Shire urged to rethink Urban Futures Strategy

Part of the map of land supply in Winchelsea in the Surf Coast Shire’s draft Urban Futures Strategy. Image: SURF COAST SHIRE
A DEVELOPER is urging the Surf Coast Shire to rethink its proposed Urban Futures Strategy (UFS), arguing growth across the shire will be constrained too tightly and will result in the municipality falling thousands of homes short of the Victorian government’s housing targets.
Councillors held a hearing of submissions meeting about the UFS on Tuesday last week.
When finished, the UFS will establish a policy framework to guide sustainable urban growth within the shire and guide future land use planning at the township and precinct level.
Its key directions include strategically identified locations for infill development within the protected settlement boundary of Torquay and Jan Juc, planning for the majority of longer-term urban growth to be accommodated in Winchelsea, and ensuring urban development occurs within designated settlement boundaries and discouraging proposals outside of the locations identified in the UFS.
Under the Victorian government’s target, announced in June 2024, the shire must build an extra 7,800 homes by 2051.
Speaking about his company’s submission, Gareth Bellchambers from Ample said the developers supported the Distinctive Areas and Landscape process for Torquay and Jan Juc, but this meant the entire shire now only had one growth front – Winchelsea – and this was not enough.

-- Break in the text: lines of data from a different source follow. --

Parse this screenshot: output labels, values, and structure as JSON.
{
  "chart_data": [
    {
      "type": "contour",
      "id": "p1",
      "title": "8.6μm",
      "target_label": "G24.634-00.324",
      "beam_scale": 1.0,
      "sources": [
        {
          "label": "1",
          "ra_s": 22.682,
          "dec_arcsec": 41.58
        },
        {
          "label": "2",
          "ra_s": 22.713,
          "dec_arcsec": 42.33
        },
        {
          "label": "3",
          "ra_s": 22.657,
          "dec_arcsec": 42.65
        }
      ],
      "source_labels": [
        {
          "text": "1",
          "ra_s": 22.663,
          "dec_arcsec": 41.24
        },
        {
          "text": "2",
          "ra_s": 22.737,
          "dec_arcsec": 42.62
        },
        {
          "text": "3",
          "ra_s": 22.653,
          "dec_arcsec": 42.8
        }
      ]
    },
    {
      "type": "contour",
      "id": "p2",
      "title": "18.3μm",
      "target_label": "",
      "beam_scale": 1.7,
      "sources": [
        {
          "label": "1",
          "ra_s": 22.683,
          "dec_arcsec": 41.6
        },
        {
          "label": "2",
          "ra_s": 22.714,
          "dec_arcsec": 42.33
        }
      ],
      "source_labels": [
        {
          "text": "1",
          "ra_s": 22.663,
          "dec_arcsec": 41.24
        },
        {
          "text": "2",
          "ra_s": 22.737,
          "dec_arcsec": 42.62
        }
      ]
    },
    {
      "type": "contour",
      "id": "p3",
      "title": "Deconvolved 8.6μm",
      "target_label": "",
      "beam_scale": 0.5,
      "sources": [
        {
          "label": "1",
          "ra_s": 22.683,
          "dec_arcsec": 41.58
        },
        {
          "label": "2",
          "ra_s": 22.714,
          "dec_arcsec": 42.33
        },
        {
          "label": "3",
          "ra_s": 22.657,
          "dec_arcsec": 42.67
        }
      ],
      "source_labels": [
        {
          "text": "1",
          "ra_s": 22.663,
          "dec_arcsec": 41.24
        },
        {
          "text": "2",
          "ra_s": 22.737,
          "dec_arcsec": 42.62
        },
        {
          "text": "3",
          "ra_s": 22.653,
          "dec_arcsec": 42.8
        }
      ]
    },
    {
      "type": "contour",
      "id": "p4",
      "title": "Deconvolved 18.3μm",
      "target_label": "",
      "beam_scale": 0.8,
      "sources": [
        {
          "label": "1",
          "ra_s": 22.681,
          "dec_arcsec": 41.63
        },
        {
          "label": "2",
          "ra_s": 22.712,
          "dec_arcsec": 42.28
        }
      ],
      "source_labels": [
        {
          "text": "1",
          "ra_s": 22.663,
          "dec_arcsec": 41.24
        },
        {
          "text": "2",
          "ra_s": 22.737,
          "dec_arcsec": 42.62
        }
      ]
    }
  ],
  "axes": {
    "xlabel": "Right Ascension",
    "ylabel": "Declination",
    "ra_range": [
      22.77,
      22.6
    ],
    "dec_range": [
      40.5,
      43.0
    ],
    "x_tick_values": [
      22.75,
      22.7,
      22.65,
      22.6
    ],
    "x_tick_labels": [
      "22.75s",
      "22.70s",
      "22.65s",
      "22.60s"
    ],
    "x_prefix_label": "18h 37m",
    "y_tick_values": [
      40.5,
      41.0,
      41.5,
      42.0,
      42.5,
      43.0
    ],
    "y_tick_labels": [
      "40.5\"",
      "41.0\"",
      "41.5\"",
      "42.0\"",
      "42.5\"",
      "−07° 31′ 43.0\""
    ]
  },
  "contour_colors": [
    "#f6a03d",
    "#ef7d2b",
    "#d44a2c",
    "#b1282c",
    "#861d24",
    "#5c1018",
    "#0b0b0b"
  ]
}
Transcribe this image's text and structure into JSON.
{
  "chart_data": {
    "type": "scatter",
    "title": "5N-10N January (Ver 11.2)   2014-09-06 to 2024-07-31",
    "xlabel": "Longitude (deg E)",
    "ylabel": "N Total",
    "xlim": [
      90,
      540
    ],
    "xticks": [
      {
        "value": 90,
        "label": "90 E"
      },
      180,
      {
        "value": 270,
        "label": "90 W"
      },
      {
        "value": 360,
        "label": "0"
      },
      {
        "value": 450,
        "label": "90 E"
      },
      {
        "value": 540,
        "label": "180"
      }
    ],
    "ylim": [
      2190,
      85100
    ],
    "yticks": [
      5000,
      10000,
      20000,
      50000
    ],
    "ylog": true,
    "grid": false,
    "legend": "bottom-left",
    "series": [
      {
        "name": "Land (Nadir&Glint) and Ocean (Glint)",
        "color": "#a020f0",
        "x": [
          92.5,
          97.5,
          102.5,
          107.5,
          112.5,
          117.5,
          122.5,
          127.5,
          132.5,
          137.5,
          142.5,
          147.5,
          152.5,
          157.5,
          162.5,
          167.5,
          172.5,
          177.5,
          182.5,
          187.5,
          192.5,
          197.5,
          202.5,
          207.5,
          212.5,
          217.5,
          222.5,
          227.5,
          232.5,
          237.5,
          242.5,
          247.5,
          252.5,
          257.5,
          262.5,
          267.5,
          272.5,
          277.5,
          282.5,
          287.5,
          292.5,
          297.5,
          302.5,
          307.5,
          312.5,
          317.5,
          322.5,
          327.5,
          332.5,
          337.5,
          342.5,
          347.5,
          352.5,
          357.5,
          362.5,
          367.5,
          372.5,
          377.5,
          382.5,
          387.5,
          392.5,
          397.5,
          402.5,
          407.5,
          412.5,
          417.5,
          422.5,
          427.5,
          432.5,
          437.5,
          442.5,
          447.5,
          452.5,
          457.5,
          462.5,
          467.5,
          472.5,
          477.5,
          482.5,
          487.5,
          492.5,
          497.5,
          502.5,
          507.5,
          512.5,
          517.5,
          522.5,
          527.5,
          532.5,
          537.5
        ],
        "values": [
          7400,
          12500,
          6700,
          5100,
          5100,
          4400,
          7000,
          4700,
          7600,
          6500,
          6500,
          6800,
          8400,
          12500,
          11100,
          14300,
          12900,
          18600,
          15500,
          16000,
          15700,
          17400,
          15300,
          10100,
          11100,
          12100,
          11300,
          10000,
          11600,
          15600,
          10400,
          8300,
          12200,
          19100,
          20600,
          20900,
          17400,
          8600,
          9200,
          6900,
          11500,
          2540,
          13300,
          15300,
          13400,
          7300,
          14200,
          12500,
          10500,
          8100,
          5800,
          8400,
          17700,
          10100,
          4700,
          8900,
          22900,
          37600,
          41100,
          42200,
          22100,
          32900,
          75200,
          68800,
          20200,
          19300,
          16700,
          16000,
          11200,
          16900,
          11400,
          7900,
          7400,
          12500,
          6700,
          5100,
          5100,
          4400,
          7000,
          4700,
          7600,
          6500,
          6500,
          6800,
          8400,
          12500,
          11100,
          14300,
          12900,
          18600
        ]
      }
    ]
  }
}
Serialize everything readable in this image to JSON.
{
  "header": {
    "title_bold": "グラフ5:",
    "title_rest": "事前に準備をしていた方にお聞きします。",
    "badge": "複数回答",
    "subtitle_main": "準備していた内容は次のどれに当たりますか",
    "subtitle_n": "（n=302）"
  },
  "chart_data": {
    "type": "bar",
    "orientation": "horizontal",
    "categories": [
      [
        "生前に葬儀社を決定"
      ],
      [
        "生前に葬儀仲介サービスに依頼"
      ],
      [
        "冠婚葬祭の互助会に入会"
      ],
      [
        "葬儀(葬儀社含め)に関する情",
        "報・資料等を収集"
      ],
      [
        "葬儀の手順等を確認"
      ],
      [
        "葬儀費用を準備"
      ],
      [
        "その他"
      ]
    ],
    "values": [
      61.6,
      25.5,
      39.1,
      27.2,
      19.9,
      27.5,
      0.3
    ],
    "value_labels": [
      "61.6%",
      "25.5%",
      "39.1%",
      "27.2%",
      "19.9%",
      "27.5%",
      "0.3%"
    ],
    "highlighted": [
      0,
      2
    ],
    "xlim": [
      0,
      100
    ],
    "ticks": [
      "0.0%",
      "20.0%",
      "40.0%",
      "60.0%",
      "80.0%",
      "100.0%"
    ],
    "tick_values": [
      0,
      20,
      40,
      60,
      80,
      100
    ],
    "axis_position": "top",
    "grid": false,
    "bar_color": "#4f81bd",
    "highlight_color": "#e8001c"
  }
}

He said there were 1,700 lots across the shire’s eight townships, and another 3,000 in Winchelsea, and the total of 4,700 was “not even half of what we need, and the lion’s share of them are not affordable”.
“Infill development is not commercially viable, unfortunately. We’d like it to be, but it’s not – even if it was, it’s totally unaffordable to the people who needed it the most.
“The end of supply is in sight.”
He said there were, as of his presentation, only 626 lots in Winchelsea and 26 in Deans Marsh to cater for the estimated 11,500 people in the shire aged 19 or under who would be looking for a home over the next 25 years.
“By the time the UFS is approved and housing under it is brought to the market, 3,000 to 4,000 of our own [children] will have been forced into the housing market and there’ll be nothing there for them.”
Ample is asking the shire to modify the UFS to designate land near Buckley as a Future Investigation Area to allow its not-for-profit “Buckley Village” development, which Mr Bellchambers said would provide “several thousand homes that will be affordable”.
“The historic thinking that got us into this housing crisis is not the thinking that will get us out of it,” he said.
The public exhibition period drew 54 submissions, with 19 of the 34 individual submitters being residents and landowners in Winchelsea, or those with an interest in the town.
The shire will adopt the final UFS by the middle of this year.